On 22 Feb 2013, at 18:18, Quincey Morris wrote:

On Feb 22, 2013, at 08:32 , Dave <d...@looktowindward.com> wrote:

As long as you are not running on the main thread there is no real difference between a Sync or ASync operation as far as any of the issues you mention above are concerned.

You're correct that, at some level, using synchronous methods on a background thread is an equivalent to using async methods on the main thread (or any other thread, for that matter).

The question is you have two black box methods that do the same thing, one has Sync in it's name the other has ASync in it's name. Given everything else is equal (which is is in this case), which one would you choose and why?

The main advantage of synchronous methods on a background thread is simplicity and/or conciseness of the code. In some cases, that can be a big enough "win" to choose this approach over the other.

Yes, I agree, as soon as it starts to get complicated, ASync Delegate callbacks start to get out of control and you're left with a giant mess if you are not careful!

Comparatively, the main advantage of async methods is their modest resource requirements, which means they may scale better. For example, you could likely perform thousands of (individually slow) network accesses simultaneously this way, while you really wouldn't want to create thousands of threads to do the same thing with sync calls. (That's an artificial and impractical example, of course.)

However, there's a whole boatload of disadvantages to using the sync calls which are purely situational, and can only be evaluated in a particular app design context. For example:

-- Very often, your background thread will need to trigger updates to the UI, and it must "switch" to the main thread to do this. That may introduce asynchronous behavior into the background thread, which in turn may subvert its entire approach.

True, but there are ways to avoid this.


-- Threads blocked in a synchronous method can't cancel themselves or respond to environmental changes like memory pressure until they return.

True, but you can set a time-out running and if you keep track of which processes are "waiting" you can wake them up and have them cancel themselves.

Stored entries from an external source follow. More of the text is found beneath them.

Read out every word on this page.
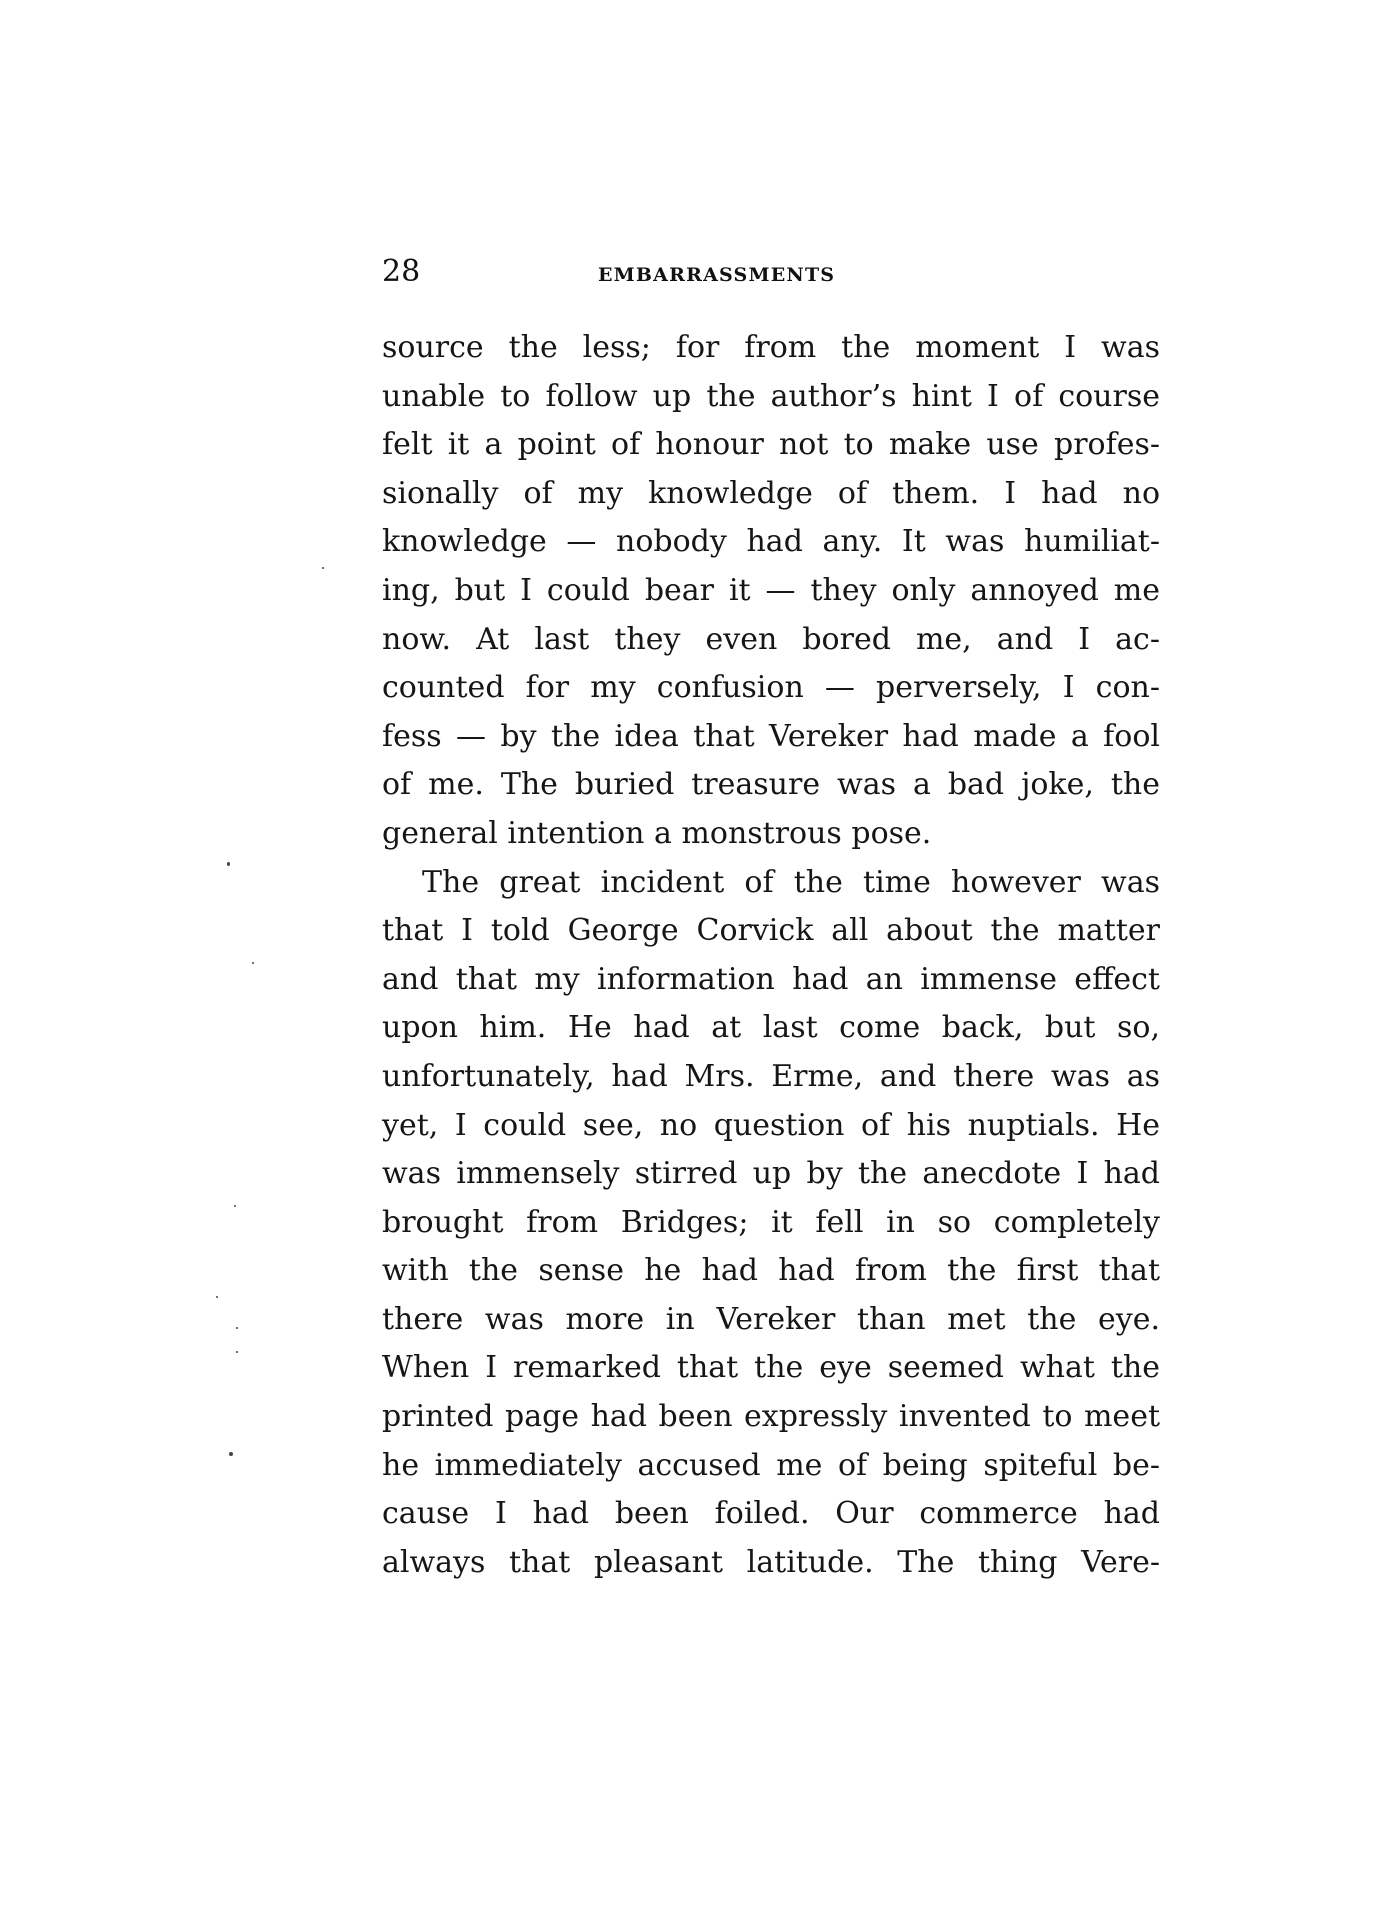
28	EMBARRASSMENTS
source the less; for from the moment I was
unable to follow up the author’s hint I of course
felt it a point of honour not to make use profes-
sionally of my knowledge of them. I had no
knowledge — nobody had any. It was humiliat-
ing, but I could bear it — they only annoyed me
now. At last they even bored me, and I ac-
counted for my confusion — perversely, I con-
fess — by the idea that Vereker had made a fool
of me. The buried treasure was a bad joke, the
general intention a monstrous pose.
The great incident of the time however was
that I told George Corvick all about the matter
and that my information had an immense effect
upon him. He had at last come back, but so,
unfortunately, had Mrs. Erme, and there was as
yet, I could see, no question of his nuptials. He
was immensely stirred up by the anecdote I had
brought from Bridges; it fell in so completely
with the sense he had had from the first that
there was more in Vereker than met the eye.
When I remarked that the eye seemed what the
printed page had been expressly invented to meet
he immediately accused me of being spiteful be-
cause I had been foiled. Our commerce had
always that pleasant latitude. The thing Vere-
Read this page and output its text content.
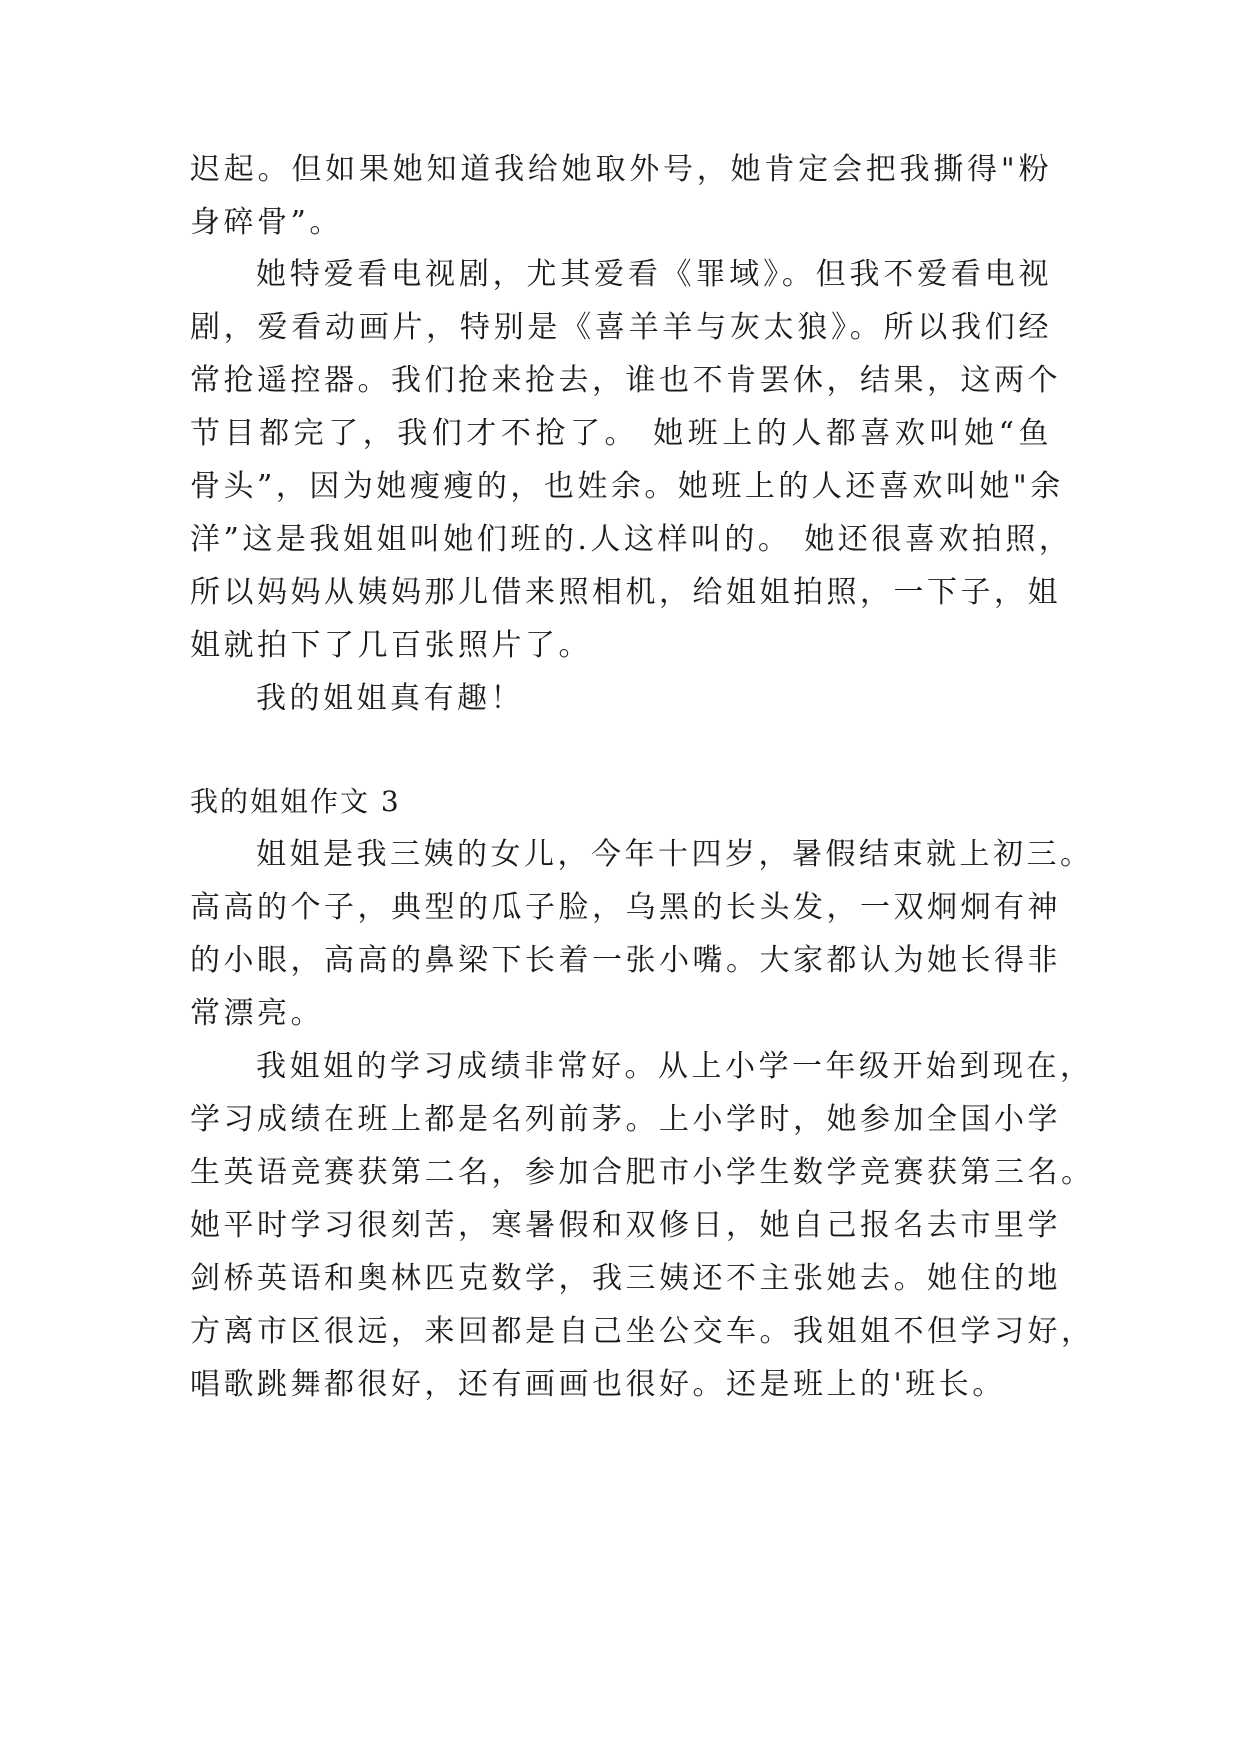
迟起。但如果她知道我给她取外号，她肯定会把我撕得"粉
身碎骨”。
她特爱看电视剧，尤其爱看《罪域》。但我不爱看电视
剧，爱看动画片，特别是《喜羊羊与灰太狼》。所以我们经
常抢遥控器。我们抢来抢去，谁也不肯罢休，结果，这两个
节目都完了，我们才不抢了。 她班上的人都喜欢叫她“鱼
骨头”，因为她瘦瘦的，也姓余。她班上的人还喜欢叫她"余
洋”这是我姐姐叫她们班的.人这样叫的。 她还很喜欢拍照，
所以妈妈从姨妈那儿借来照相机，给姐姐拍照，一下子，姐
姐就拍下了几百张照片了。
我的姐姐真有趣！
我的姐姐作文 3
姐姐是我三姨的女儿，今年十四岁，暑假结束就上初三。
高高的个子，典型的瓜子脸，乌黑的长头发，一双炯炯有神
的小眼，高高的鼻梁下长着一张小嘴。大家都认为她长得非
常漂亮。
我姐姐的学习成绩非常好。从上小学一年级开始到现在，
学习成绩在班上都是名列前茅。上小学时，她参加全国小学
生英语竞赛获第二名，参加合肥市小学生数学竞赛获第三名。
她平时学习很刻苦，寒暑假和双修日，她自己报名去市里学
剑桥英语和奥林匹克数学，我三姨还不主张她去。她住的地
方离市区很远，来回都是自己坐公交车。我姐姐不但学习好，
唱歌跳舞都很好，还有画画也很好。还是班上的'班长。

-- Since blocks were introduced, the frameworks have rapidly embraced blocks-based asynchronous patterns. That means that some of the most recent, capable and convenient APIs are async-only.

The problem with using Blocks is that on every implementation, I seen so much identical code that has been cut and pasted. The way around this is to have the Code Block call a common method, but this then spreads the code out again. Ironically (or maybe not so), ASync code with code blocks makes it much easier to convert the ASync Method into a a Sync method though.

-- An interesting example I came across recently is AVFoundation, where there is API for loading asset object properties asynchronously. The documentation notes that you can do it synchronously in a background thread in OS X if you want, but you should not try doing that on iOS because you're likely to have your app killed by the OS for being non-responsive.

So, there's something of a trend -- currently -- towards asynchronicity. My suggestion would be to use the synchronous background approach if/when that truly simplifies the implementation, but when your task becomes more complex switch over to the better supported async approach.

Yes and as I said, you can a turn an ASync method into Sync easily enough if you want to.